An intriguing population of distant red galaxies, only visible with deep near-infrared observations, was discovered a decade ago. They are the most massive and evolved galaxies at early epochs, which have undergone a rapid build-up of stellar mass followed by a short-lived, effective phase of star formation quenching. Curiously, their stellar mass surface densities are an order of magnitude higher than their local counterparts, containing 10^11 solar masses within a radius of only 1.5 kpc. Such dense galaxies are very rare in the local Universe, therefore they must have grown significantly in size over the past eleven billion years to become present-day giant ellipticals.
Despite the wealth of observations, the dominant physical mechanisms driving the evolution of quiescent galaxies are still fiercely debated. Is galaxy merging a primary channel in evolving the sizes and stellar masses of quiescent galaxies?

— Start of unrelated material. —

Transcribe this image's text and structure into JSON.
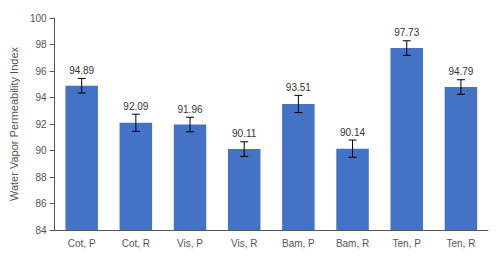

Are quiescent galaxies truly passive, or their stellar populations are in fact not old but reddened by dust? I will discuss the findings from my PhD thesis during the defense. Firstly, I will present the latest galaxy merger rate measurements out to z=3. I conclude that galaxy merging can account for the stellar mass growth of massive quiescent galaxies, but can only account of half of the observed size evolution at most. Secondly, I will present a stacking analysis of the mid-, far-infrared and radio data for quiescent galaxies. I confirm that quiescent galaxies, which are selected to have modest dust-unobscured star formation rates, do not host significant dust-obscured star formation. This confirms the existence of a population of quiescent galaxies out to z=3, and corroborates the need for quenching mechanisms. Additionally, the stacked radio flux densities exceed the expectation from the total star formation rates, indicating a widespread presence of low-luminosity radio active galactic nuclei among massive quiescent galaxies.